Carotenoid antioxidants form an important part of the human body's anti-oxidant system and are thought to play an important role in disease prevention. Studies have shown an inverse correlation between high dietary intake of carotenoids and risk of certain cancers, heart disease and degenerative diseases. For example, the carotenoids lutein and zeaxanthin, which are present in high concentrations in the human retina, are thought to prevent age-related macular degeneration, the leading cause of blindness in the elderly in the Western world. We have developed various clinical prototype instruments, based on resonance Raman spectroscopy, that are able to measure carotenoid levels directly in the tissue of interest. At present we use the Raman technology to quantify carotenoid levels in the human retina, in skin, and in the oral cavity. We use resonant excitation of the π-conjugated molecules in the visible wavelength range and detect the molecules' carbon-carbon stretch frequencies.
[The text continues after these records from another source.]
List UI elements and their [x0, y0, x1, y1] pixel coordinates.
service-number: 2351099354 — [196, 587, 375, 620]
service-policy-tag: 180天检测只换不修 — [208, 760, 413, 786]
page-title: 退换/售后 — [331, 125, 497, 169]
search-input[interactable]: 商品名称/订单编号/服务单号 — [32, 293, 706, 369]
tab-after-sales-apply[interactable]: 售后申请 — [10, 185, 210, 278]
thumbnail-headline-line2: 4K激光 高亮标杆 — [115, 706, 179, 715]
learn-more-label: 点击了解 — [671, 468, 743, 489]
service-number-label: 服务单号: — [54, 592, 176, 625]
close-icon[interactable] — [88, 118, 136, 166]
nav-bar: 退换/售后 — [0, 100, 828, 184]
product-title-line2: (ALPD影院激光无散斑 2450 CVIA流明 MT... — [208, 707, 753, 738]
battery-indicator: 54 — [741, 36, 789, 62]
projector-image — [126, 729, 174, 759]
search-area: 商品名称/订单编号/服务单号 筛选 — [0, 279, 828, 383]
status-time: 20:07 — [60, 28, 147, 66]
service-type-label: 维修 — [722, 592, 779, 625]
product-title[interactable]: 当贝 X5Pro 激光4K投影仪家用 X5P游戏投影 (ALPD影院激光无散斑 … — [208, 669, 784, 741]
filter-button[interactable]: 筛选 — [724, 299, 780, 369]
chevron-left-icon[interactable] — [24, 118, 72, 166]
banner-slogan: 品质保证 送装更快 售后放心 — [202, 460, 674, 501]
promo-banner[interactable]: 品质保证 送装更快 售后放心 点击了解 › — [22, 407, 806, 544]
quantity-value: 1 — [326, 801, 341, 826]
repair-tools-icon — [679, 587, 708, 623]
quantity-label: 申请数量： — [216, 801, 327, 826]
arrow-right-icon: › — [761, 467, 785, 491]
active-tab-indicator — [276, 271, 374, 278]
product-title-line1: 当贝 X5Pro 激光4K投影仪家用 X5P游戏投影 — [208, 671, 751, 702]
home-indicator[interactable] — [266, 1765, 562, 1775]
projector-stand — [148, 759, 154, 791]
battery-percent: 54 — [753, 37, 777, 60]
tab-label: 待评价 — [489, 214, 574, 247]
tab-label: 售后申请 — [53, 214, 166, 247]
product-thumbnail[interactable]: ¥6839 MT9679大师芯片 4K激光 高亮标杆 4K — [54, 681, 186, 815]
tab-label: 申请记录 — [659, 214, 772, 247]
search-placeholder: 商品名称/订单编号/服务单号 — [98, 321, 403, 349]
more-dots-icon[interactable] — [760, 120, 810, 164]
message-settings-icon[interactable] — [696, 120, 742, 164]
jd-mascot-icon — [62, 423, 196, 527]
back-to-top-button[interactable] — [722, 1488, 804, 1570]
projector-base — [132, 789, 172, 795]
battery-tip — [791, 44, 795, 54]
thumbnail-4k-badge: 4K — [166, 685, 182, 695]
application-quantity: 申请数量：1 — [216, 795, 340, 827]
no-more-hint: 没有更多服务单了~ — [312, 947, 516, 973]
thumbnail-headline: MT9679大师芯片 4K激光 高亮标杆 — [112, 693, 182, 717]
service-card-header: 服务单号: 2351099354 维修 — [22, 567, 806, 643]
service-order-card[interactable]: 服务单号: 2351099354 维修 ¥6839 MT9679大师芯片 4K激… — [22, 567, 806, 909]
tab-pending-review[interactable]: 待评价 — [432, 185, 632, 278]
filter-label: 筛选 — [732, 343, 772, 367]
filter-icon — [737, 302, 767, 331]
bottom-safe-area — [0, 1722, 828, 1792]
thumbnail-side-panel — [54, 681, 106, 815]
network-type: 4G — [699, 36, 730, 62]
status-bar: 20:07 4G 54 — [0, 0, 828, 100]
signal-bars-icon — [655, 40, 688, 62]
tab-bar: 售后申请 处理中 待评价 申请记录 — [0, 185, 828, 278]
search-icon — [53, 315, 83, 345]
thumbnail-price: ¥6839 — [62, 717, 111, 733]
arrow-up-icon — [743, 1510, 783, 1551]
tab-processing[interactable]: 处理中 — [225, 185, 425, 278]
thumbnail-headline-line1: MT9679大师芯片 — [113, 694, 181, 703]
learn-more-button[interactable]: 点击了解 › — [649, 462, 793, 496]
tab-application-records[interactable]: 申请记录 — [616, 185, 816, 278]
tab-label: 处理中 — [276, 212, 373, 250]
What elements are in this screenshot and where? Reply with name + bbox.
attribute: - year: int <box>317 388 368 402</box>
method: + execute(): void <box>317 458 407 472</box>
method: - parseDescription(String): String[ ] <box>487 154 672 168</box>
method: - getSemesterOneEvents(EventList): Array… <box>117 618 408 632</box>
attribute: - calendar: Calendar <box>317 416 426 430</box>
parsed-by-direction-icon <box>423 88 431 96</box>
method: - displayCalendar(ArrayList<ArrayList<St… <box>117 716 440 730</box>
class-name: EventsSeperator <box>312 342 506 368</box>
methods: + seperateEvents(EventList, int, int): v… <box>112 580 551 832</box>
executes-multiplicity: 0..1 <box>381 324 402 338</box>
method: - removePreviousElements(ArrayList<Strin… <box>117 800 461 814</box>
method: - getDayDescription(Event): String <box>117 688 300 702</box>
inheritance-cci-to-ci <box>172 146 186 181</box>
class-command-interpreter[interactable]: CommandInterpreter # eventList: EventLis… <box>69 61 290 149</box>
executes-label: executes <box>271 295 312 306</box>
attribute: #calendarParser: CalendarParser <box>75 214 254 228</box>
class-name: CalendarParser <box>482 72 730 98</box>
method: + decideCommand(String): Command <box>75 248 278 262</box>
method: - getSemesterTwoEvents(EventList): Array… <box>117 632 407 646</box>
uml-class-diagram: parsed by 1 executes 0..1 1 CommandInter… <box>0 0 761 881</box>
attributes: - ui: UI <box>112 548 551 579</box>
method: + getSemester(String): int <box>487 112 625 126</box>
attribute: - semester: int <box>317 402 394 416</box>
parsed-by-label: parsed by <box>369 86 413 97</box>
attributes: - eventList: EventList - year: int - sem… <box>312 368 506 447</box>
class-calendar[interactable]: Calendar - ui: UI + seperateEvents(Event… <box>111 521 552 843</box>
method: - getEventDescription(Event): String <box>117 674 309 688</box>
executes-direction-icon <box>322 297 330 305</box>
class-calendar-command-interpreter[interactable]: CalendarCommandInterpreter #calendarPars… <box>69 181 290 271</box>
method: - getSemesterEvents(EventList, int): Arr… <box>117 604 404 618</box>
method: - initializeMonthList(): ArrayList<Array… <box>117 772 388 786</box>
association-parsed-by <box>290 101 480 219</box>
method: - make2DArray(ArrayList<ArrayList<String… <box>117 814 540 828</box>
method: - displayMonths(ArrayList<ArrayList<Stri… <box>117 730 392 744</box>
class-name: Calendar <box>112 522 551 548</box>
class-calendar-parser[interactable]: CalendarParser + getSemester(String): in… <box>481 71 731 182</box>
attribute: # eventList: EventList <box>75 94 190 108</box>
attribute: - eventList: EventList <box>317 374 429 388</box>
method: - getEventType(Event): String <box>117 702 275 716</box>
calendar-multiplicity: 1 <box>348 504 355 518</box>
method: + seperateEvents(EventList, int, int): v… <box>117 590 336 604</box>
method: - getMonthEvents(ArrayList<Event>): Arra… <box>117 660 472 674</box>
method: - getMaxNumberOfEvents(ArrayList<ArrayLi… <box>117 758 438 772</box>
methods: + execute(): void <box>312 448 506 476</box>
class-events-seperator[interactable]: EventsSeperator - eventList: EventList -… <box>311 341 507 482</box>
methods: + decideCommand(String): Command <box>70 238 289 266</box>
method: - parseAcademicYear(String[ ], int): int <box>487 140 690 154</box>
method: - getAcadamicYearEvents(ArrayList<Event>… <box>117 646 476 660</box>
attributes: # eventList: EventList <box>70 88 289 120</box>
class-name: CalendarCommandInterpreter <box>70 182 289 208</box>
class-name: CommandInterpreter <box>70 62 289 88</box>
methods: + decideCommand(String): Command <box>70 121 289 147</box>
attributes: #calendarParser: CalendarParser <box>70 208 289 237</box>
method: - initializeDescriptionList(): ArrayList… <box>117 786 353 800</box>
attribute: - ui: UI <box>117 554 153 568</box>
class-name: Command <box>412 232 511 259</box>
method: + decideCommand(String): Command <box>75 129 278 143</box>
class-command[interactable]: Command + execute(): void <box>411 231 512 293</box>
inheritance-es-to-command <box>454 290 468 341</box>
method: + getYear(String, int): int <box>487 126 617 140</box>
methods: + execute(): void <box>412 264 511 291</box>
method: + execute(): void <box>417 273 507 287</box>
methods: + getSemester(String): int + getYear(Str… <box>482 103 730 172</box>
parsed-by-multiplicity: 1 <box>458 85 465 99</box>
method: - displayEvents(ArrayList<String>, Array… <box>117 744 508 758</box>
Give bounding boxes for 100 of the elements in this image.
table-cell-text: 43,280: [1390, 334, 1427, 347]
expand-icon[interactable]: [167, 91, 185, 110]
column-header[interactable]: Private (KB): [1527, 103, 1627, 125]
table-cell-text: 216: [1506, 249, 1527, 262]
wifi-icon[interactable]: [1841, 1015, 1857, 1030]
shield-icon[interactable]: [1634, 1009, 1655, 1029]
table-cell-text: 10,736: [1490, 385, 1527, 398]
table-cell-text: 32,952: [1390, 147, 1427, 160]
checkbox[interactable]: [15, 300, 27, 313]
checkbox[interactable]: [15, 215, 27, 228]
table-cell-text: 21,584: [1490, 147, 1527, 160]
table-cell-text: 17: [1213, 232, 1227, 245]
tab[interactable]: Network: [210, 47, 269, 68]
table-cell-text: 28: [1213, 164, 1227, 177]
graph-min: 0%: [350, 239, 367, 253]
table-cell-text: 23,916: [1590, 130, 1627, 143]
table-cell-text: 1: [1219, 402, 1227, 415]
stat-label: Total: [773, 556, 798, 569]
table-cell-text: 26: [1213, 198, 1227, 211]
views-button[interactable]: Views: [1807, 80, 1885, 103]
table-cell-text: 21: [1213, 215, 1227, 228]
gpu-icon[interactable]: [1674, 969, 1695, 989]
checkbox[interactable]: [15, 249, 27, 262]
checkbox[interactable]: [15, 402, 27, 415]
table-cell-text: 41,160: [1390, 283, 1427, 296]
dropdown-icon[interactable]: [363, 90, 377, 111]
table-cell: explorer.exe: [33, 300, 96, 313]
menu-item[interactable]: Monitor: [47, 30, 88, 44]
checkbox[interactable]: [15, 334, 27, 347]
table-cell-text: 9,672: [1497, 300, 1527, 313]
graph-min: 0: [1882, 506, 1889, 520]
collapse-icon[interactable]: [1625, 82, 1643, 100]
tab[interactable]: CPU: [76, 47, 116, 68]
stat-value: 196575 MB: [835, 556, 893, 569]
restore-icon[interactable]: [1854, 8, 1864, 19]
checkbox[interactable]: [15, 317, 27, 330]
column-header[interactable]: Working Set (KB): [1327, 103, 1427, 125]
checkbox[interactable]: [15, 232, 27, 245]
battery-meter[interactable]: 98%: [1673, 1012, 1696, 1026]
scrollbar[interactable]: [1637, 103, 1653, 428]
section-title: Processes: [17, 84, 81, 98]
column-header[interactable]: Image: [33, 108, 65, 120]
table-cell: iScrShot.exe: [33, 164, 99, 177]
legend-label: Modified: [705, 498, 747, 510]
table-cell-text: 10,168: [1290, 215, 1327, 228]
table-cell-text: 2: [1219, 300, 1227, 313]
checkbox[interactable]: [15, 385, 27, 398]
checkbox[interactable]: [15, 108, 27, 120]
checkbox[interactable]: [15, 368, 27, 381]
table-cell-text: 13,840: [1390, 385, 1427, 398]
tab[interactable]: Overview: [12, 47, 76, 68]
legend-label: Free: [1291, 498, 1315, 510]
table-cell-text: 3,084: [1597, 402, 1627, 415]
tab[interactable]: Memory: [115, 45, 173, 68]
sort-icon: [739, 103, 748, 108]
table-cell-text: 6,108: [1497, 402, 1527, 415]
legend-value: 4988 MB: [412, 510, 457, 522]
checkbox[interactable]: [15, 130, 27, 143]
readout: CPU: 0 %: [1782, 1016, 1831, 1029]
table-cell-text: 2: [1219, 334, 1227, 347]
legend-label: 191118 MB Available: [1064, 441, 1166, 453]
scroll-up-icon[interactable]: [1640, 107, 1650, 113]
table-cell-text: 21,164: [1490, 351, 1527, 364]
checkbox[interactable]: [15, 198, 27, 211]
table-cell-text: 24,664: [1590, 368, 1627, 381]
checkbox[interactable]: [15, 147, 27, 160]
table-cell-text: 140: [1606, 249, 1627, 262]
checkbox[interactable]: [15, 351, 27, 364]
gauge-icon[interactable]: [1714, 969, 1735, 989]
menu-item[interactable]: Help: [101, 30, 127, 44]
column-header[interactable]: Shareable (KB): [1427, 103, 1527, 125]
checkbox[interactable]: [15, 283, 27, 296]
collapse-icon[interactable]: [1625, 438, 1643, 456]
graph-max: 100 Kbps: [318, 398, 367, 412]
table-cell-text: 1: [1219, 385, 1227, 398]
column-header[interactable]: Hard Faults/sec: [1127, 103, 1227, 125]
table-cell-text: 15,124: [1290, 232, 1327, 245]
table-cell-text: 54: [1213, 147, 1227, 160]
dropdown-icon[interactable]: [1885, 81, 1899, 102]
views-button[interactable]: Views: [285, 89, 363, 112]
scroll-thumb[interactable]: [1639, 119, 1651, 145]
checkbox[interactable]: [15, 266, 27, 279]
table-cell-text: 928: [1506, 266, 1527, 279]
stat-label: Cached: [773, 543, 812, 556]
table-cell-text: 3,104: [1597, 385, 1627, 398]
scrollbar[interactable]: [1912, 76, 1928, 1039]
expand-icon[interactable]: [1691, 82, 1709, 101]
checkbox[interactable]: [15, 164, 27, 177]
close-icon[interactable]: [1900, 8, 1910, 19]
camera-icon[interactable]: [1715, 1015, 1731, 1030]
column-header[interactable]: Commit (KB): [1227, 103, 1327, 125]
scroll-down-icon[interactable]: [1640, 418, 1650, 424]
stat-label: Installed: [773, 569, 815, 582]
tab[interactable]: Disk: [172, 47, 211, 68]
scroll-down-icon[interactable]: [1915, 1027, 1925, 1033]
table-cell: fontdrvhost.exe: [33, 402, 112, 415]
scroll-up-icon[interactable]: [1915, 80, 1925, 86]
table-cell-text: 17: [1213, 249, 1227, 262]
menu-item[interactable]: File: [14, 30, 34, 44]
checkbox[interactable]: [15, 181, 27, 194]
The spectral properties of the various carotenoids can be explored to selectively measure in some cases individual carotenoid species linked ot the prevention of cancer, in human skin. The instrumentation involves home-built, compact, high-throughput Raman systems capable of measuring physiological carotenoid concentrations in human subjects rapidly and quantitatively. The instruments have been demonstrated for field use and screening of tissue carotenoid status in large populations. In Epidemiology, the technology holds promise as a novel, noninvasive and objective biomarker of fruit and vegetable uptake.